SOMERSET, Pa. — More than 40 years after initial work began on U.S. Route 219, construction on a long-anticipated, four-lane highway from Somerset to Meyersdale will begin within the next month.
To mark the milestone, a groundbreaking ceremony was held Tuesday with a host of dignitaries in attendance, as well as residents who have long supported the completion of the stretch of highway.
Thomas Prestash, PennDOT District 9, said the 11-mile portion of highway will be competed over the course of five years and work will be completed in three phases — earthwork, bridges and pavement. The bid for the earthwork was awarded earlier this year to the Joseph B. Fay Co., which submitted a bid of $110,648,000.
The entire project is expected to cost $305 million.
Prestash said the project is the result of the dedication of many individuals and representatives and a determination by residents in both Pennsylvania and Maryland.
“This project is a long time coming,” he added.
Pennsylvania Lt. Gov. Jim Cawley commended the project and said it it is time to move forward after decades of delays. He said the completion of this portion will create 9,000 jobs, directly and indirectly, provide a safe roadway for travelers and spur economic development. Cawley praised the efforts of U.S. Rep. Bill Shuster for his dedication in securing funding for the project.
“We have been waiting for this day for more than 40 years, but this is not the end — we need to finish 219 to the Maryland line connecting to Interstate 68. This is more than a highway, this is going to be 70 miles of opportunity made possible by all of us working together to make great things happen,” Cawley said.
Throughout the ceremony, speakers remarked on the belief that the completion of the highway will play a significant role in economic development for communities along the corridor, but only if the road is linked to I-68.
“Many years of hard work and perseverance have paid off and it is our day to celebrate,” said Somerset County Commissioner John Vatavuk. “However, the job is not complete and we must continue our efforts to complete the remaining seven miles to the Maryland border. The Somerset County Commissioners want to thank The Greater Cumberland Committee, especially Colleen Peterson and David Moe, for their support and efforts to help the residents of Somerset County.”

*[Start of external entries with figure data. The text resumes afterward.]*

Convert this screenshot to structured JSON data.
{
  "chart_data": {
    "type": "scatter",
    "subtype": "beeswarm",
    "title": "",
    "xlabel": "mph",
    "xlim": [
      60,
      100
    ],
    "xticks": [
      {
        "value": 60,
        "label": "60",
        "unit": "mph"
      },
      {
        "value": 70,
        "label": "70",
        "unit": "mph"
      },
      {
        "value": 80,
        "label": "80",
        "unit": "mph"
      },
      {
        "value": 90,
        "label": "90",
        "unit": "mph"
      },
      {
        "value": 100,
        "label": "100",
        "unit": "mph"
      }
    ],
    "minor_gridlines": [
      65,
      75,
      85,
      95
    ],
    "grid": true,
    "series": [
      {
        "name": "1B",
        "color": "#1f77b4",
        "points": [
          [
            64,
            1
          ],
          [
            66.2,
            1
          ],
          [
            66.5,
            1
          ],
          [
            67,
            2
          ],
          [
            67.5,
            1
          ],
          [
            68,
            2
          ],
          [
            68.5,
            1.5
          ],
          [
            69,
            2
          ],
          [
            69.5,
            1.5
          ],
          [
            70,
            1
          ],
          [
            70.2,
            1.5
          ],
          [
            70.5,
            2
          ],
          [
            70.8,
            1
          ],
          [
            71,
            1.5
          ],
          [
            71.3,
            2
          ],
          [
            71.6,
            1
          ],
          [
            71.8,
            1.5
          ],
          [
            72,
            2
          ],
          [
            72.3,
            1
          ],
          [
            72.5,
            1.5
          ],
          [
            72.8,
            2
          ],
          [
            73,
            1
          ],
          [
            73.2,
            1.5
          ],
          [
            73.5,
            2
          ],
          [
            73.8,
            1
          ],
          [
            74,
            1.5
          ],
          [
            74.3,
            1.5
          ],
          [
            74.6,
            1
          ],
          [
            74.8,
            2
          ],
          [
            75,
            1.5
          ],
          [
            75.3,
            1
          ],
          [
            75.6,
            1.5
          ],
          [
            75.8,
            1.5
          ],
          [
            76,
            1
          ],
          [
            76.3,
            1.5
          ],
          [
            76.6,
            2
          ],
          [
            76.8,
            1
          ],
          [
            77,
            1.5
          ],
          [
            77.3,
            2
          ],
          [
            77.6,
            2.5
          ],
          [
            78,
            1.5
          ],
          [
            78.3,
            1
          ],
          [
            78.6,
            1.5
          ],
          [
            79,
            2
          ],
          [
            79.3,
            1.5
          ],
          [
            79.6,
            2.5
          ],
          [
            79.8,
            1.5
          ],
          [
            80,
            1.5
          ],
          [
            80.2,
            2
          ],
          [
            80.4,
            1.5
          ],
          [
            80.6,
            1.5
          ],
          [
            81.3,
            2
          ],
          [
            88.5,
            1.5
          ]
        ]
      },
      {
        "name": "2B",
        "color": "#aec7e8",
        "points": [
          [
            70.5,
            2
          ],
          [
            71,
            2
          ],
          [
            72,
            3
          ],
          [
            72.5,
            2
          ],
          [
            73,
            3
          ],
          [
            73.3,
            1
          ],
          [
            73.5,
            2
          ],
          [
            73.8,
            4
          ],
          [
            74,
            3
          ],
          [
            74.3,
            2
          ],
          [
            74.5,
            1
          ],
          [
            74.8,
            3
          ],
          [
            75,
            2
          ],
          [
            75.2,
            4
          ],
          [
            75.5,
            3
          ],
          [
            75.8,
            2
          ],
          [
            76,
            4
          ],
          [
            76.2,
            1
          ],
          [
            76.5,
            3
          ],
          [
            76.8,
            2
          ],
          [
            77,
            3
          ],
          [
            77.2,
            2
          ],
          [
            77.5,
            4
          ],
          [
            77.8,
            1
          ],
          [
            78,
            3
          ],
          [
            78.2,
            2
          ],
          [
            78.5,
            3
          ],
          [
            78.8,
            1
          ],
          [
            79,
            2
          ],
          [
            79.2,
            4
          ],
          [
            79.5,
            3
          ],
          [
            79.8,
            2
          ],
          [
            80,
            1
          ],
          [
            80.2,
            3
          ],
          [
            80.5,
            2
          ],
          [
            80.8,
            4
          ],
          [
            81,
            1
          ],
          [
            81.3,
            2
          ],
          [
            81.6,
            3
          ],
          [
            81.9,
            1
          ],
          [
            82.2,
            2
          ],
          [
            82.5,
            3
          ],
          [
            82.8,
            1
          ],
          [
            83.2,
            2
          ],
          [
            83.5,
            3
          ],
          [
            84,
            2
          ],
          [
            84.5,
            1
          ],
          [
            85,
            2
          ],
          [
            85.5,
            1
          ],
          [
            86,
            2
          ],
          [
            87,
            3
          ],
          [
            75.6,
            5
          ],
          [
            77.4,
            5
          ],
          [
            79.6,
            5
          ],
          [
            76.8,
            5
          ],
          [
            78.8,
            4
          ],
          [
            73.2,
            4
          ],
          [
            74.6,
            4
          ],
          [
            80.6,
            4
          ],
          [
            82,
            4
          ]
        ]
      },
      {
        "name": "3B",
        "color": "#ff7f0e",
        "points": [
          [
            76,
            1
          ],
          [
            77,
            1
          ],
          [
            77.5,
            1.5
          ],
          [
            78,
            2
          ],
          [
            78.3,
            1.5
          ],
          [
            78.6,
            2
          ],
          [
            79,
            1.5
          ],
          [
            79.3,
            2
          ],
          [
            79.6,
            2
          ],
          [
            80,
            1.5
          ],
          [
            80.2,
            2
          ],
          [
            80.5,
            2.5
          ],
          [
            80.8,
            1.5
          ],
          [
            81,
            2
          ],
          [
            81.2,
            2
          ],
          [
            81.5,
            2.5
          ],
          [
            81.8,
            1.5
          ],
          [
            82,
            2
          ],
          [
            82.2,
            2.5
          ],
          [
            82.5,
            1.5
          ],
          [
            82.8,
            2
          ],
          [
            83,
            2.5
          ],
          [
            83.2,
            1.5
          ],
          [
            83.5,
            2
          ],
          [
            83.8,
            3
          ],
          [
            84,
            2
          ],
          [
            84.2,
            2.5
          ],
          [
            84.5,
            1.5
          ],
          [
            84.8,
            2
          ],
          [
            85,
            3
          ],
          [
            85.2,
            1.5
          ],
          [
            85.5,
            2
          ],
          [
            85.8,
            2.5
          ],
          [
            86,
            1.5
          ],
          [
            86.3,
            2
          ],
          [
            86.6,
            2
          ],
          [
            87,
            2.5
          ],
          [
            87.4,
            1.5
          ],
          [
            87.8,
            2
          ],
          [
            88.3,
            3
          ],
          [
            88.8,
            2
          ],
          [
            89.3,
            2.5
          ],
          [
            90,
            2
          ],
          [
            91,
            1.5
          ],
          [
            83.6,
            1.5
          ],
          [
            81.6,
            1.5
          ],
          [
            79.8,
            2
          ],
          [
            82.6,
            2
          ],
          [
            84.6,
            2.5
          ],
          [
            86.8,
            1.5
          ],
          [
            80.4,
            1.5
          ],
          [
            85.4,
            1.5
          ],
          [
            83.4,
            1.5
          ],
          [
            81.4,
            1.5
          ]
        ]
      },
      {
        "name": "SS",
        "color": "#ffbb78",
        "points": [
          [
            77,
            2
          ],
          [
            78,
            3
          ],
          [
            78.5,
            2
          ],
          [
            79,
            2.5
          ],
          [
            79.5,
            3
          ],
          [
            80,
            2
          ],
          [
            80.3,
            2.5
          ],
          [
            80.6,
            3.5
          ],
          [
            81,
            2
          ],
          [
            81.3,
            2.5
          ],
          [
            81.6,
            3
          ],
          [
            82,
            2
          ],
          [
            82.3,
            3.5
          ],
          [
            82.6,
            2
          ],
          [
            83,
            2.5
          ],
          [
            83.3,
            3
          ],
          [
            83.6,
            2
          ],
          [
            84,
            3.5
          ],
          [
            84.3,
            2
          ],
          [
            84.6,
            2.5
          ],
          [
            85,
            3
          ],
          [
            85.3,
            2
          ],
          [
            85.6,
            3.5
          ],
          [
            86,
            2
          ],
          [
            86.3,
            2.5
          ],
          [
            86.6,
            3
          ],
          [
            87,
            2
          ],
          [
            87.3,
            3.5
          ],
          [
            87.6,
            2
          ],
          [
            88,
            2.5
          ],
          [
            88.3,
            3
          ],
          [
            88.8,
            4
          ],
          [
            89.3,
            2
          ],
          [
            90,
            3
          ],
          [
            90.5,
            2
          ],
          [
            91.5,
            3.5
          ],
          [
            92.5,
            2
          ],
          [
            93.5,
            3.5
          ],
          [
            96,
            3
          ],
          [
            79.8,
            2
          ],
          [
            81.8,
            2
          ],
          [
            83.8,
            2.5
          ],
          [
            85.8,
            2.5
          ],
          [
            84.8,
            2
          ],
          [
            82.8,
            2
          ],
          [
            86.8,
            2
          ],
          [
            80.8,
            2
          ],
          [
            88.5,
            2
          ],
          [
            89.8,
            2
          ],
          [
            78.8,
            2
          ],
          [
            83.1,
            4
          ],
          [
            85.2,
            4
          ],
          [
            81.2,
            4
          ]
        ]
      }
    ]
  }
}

Moe and members of TGCC were among guests for the event and also expressed their pleasure that the road will be a reality.

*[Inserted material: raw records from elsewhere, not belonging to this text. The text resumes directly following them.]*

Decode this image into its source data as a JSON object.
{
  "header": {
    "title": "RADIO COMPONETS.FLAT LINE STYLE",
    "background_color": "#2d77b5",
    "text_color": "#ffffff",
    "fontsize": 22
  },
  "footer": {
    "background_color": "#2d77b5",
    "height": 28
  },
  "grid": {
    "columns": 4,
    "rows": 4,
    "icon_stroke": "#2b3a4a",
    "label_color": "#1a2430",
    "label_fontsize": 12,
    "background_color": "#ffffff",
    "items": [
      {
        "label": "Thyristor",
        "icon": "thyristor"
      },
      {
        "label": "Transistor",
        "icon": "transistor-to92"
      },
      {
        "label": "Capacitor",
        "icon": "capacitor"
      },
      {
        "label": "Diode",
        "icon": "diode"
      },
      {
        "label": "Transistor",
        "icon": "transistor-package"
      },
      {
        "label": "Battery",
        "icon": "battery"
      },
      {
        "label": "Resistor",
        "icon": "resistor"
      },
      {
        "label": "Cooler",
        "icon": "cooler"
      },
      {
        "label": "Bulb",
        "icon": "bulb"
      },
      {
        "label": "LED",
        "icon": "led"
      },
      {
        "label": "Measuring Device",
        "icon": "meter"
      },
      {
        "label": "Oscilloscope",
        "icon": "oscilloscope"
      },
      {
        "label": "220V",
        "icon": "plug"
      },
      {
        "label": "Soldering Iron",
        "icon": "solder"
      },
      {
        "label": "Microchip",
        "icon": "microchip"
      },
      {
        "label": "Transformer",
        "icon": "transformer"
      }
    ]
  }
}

“Back in 2007, when Penn-DOT canceled work on both sections of 219 south from Somerset to Interstate 68 in Maryland they told us they couldn’t proceed because they couldn’t use toll credits for the required state match for federal funds. Well, we buckled down, went to Washington, D.C., several times over the previous years and worked with our federal legislators in our three states and got that changed,” Moe said. “So in a way this is a celebration of that event and a lot of people in our multistate North-South Appalachian Coalition played a significant part in bringing about this groundbreaking event.
“But the job is not done. We have only 10 more miles in Pennsylvania and Maryland combined to go to bring a four-lane, divided 219 to Interstate 68 in Maryland. Then there will be 77 miles of four-lane, divided highway infrastructure that will bring significant jobs and growth to our region.”
Brenda Smith, executive director of TGCC, said the organization considers the completion of 219 to Maryland to be a top priority.
“Through a shared vision across county and state lines, and by building partnerships through strong leadership by the members of TGCC’s North/South Core Work Group and the North/South Coalition, this groundbreaking offers evidence of what is truly possible when we work together for the common good. We are pleased to be associated with this project, but share the sentiment of our project coordinator, Dave Moe, this is an important step, but there is still a great deal of work to do,” Smith said.
On Thursday, Pennsylvania Gov. Tom Corbett responded to an offer by Maryland Gov. Martin O’Malley to assist with the planning costs associated with the final leg of the project. In the letter, Corbett indicated a willingness to work with Maryland officials to begin the planning process, but emphasized that, at this time, no funds are available to complete the road from Meyersdale to I-68.
Officials from both states celebrated the beginning of this latest project, but pledged to continue to lobby for the highway to be completed.
“Our work will not be done until U.S. Route 219 is linked to Interstate 68,” Vatavuk said.